For the past five years, Pashley has worked tirelessly to make Fear Factory, a Mays Landing haunted house in the vein of the Brigantine Castle, a reality. Now, his dream is about to come to fruition, and he couldn't be happier.
"For 22 years, I've been a general contractor, building custom homes on the shore," said Pashley, who lives in the Bargaintown section of the township. "I'm finally getting to do something fun."
Pashley started laying the groundwork for Fear Factory five years ago in a location he owns off Harding Highway, but it was stalled by zoning difficulties. Two years ago, he and his partner reached an agreement on a lease at the Hamilton Mall Power Center, which is located behind the main mall, and for the past eight months, a crew has worked to get the facility open in time for the scaring season.
The Fear Factory invites visitors into the home and business of the fictitious Mays family, a deranged clan of Pashley's invention who lured hapless Jersey Shore tourists to a gruesome end in the 1960s. The haunt's 30,000-square-foot interior is split into two segments, Kill Grille and Mayhem Manor, each of which explores an aspect of the Mayses' deadly plot.
Pashley has filled the facility with state-of-the-art props and animatronics and has assembled a cast of more than 60 actors and actresses who will bring the horrifying story of the Mays family to life for visitors.
Money has been no object to Pashley and his partner, who said they have invested a high six-figure sum into the project. While some might balk at putting so much money into a haunted house, Pashley contends that the horror industry is a lucrative one, and that Fear Factory, which is in a highly accessible area and boasts ample parking, is set up for success.
"These things, once word gets out with them, they're extremely popular among all people," Pashley said. "Pretty much everybody likes to be scared, and they look forward to something, especially if it's done professionally."
The building, which has a massive skull above its entryway, is hard to miss, and has drawn a lot of interest from passersby.
John Alioto was visiting the mall one day when he noticed the building and stuck his head in the door. A Halloween enthusiast who spends hours decorating his Egg Harbor City home for the holiday each year, Alioto offered his services to Pashley as a consultant. He has been on-site for a month and a half now, he said, and not once has it felt like work.
"There's times I'll stay until 12, 3 in the morning, I'll watch the kids until five and then come here and do what I want to do," he said. "It's awesome. It's a lot of fun."

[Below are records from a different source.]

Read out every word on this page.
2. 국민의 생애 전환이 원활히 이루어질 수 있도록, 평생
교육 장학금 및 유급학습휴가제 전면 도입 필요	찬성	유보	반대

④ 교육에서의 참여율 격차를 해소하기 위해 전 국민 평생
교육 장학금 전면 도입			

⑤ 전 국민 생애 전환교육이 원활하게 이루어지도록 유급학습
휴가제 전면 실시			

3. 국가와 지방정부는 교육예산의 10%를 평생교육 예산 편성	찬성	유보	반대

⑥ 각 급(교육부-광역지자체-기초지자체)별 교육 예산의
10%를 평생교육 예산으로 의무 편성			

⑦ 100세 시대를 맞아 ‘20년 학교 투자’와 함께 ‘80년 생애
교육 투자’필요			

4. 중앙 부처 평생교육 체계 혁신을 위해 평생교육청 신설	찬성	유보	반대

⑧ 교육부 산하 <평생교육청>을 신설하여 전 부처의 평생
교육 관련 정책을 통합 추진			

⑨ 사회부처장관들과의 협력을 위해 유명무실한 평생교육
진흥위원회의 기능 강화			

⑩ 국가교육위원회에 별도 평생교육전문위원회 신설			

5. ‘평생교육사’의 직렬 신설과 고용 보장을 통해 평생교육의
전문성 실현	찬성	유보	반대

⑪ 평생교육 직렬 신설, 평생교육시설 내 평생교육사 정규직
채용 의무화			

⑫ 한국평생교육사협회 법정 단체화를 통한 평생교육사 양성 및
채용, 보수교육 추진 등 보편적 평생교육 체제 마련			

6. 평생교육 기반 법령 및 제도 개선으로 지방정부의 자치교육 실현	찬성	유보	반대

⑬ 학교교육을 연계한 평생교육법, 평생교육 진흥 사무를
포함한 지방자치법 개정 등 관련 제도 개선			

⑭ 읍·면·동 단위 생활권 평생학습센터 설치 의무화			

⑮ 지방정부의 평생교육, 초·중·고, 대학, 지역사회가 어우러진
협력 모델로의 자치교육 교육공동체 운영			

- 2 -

Pashley hopes to have Fear Factory ready this month, although he needs final approval from the township to open his doors. The facility will remain open through the first week in November, at which point he will shut down and begin planning a new attraction for next season, which will begin in June.

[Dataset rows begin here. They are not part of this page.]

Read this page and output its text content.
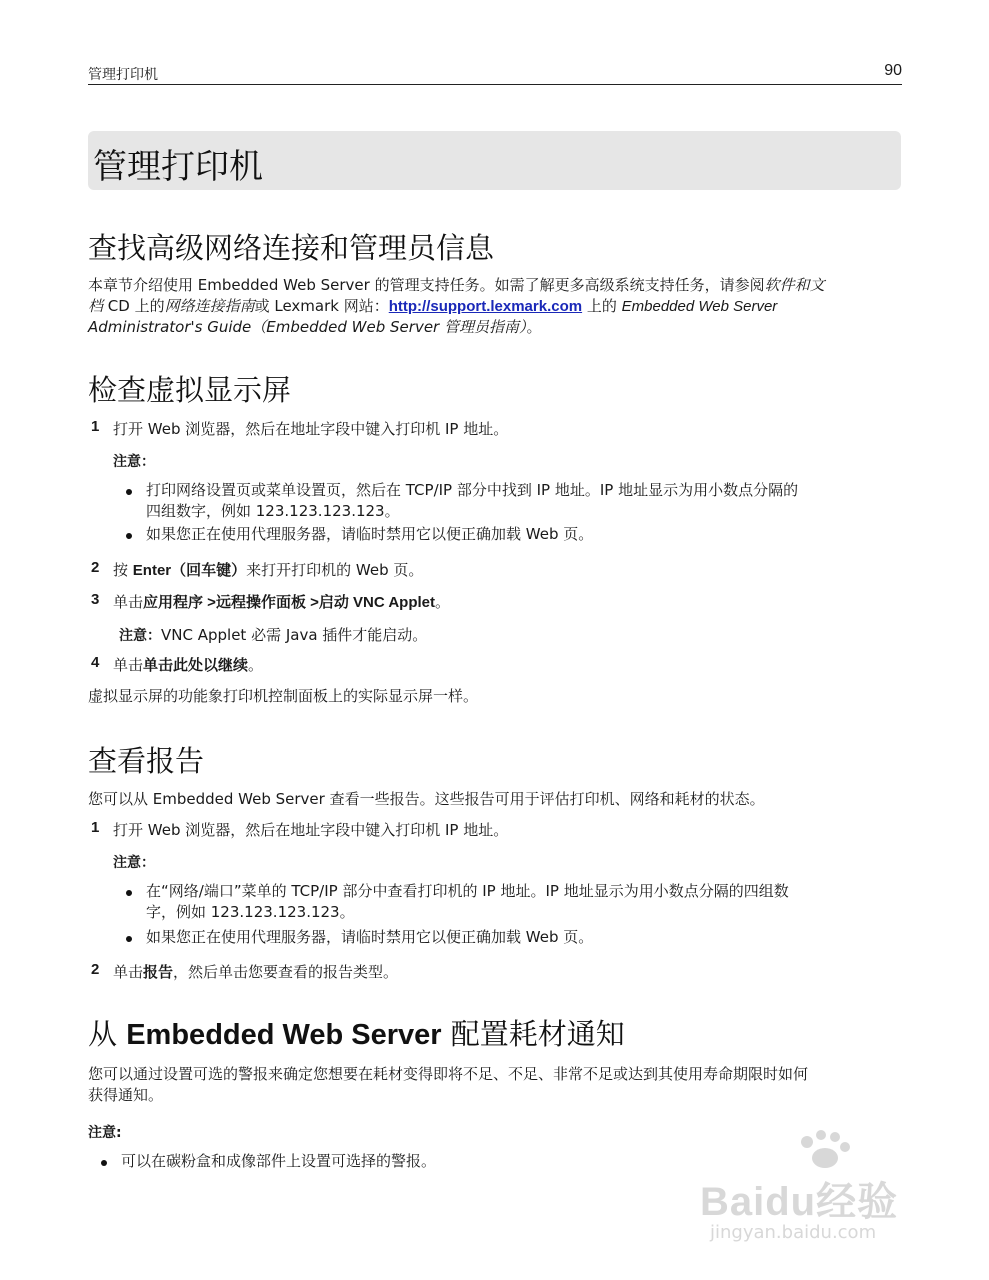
管理打印机	90
管理打印机
查找高级网络连接和管理员信息
本章节介绍使用 Embedded Web Server 的管理支持任务。如需了解更多高级系统支持任务，请参阅软件和文
档 CD 上的网络连接指南或 Lexmark 网站：http://support.lexmark.com 上的 Embedded Web Server
Administrator's Guide（Embedded Web Server 管理员指南）。
检查虚拟显示屏
1 打开 Web 浏览器，然后在地址字段中键入打印机 IP 地址。
注意：
打印网络设置页或菜单设置页，然后在 TCP/IP 部分中找到 IP 地址。IP 地址显示为用小数点分隔的
四组数字，例如 123.123.123.123。
如果您正在使用代理服务器，请临时禁用它以便正确加载 Web 页。
2 按 Enter（回车键）来打开打印机的 Web 页。
3 单击应用程序 >远程操作面板 >启动 VNC Applet。
注意：VNC Applet 必需 Java 插件才能启动。
4 单击单击此处以继续。
虚拟显示屏的功能象打印机控制面板上的实际显示屏一样。
查看报告
您可以从 Embedded Web Server 查看一些报告。这些报告可用于评估打印机、网络和耗材的状态。
1 打开 Web 浏览器，然后在地址字段中键入打印机 IP 地址。
注意：
在“网络/端口”菜单的 TCP/IP 部分中查看打印机的 IP 地址。IP 地址显示为用小数点分隔的四组数
字，例如 123.123.123.123。
如果您正在使用代理服务器，请临时禁用它以便正确加载 Web 页。
2 单击报告，然后单击您要查看的报告类型。
从 Embedded Web Server 配置耗材通知
您可以通过设置可选的警报来确定您想要在耗材变得即将不足、不足、非常不足或达到其使用寿命期限时如何
获得通知。
注意:
可以在碳粉盒和成像部件上设置可选择的警报。
Baidu经验
jingyan.baidu.com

The road to getting Fear Factory hasn't been easy, but with the opening in sight, Pashley can't wait to give his visitors a scary good time.
"It'll be a first-class attraction," Pashley said. "People are going to travel from quite a distance to come to it, because it's going to be something special."
Tickets to each attraction, which last about 30 minutes each, are $15, or $26 for a combo pack. Season passes and speed passes also are available.